The government launched a public consultation in early September, which included a call for industry to provide input for developing a standard for low-carbon hydrogen.
Industry stakeholders provided input at the 90-minute, virtual Q&A session, which included both written and verbal questions. BEIS has set Oct. 25 as the end of its consultation period.
"The primary objective of the standard is to ensure production is low carbon, and consistent with net-zero targets," Choudhury said.
Industry seeking certification scheme
"What would be much more valuable for the industry and customer would be some kind of relative performance standard – this is category A hydrogen, and this is category C hydrogen, said Matthew Knight, head of market development at Siemens Energy. "In the end, that would allow end customers to choose."
Choudhury said the purpose of developing the standards was largely around funding -- that would determine if projects funded by the government were "low carbon enough."
"We will take that on board to developing certification in the future," she said.
Consulting firm E4tech drew from five international case studies to provide context for development of a UK standard.
Carbon intensity will be a key aspect of the certification scheme, although determining where the "chain of custody" for GHG begins and ends remain unanswered questions.
"The standard could stop at the point of production, but that would risk missing downstream gas emissions," Richard Taylor, managing consultant for E4tech said.
The approach would be based on minimum purity and pressure and would be the safer and cheaper approach, Taylor said.
Alternatively, the UK could employ a "mass-balance approach" with no pressure or purity requirements, but would require more information throughout the supply chain, Taylor said. "That would have the benefit of covering all GHG emissions down the supply chain."
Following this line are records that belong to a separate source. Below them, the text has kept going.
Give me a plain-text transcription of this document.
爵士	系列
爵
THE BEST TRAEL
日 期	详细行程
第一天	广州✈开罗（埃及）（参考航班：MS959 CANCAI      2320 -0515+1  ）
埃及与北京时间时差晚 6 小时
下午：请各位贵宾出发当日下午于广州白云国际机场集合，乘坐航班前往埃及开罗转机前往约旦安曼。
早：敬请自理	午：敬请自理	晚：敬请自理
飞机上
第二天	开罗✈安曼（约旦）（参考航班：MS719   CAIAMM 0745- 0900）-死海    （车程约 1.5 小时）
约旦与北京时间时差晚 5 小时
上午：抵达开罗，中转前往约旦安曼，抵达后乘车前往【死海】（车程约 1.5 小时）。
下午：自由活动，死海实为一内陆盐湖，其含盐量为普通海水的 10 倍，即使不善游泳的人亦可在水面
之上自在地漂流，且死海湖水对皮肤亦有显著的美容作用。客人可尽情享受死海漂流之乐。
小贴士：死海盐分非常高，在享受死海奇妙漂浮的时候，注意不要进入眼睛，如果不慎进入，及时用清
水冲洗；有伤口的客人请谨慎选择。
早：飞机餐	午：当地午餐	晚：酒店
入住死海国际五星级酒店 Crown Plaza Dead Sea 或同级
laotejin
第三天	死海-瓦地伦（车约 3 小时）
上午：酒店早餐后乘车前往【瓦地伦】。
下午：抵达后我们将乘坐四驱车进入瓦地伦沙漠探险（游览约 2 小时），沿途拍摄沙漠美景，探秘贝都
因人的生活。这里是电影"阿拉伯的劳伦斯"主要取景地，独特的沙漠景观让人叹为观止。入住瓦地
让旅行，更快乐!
Questions included how to calculate greenhouse gas emissions along with setting standards for acceptable levels of GHGs produced in the hydrogen production process.
The standards could be developed into a certification scheme to underpin development of low carbon hydrogen production and support future international trade -- over time, that could be developed into a certification scheme, she said.
S&P Global Platts assessed the hydrogen production costs at a theoretical facility using Auto Thermal Reforming with CCS at GBP5.94/kg ($8.10/kg) on Oct. 6, and assessed hydrogen produced via PEM Electrolysis at GBP18.15/kg. Both prices were just off 2021 highs set Tuesday due to higher feedstock prices.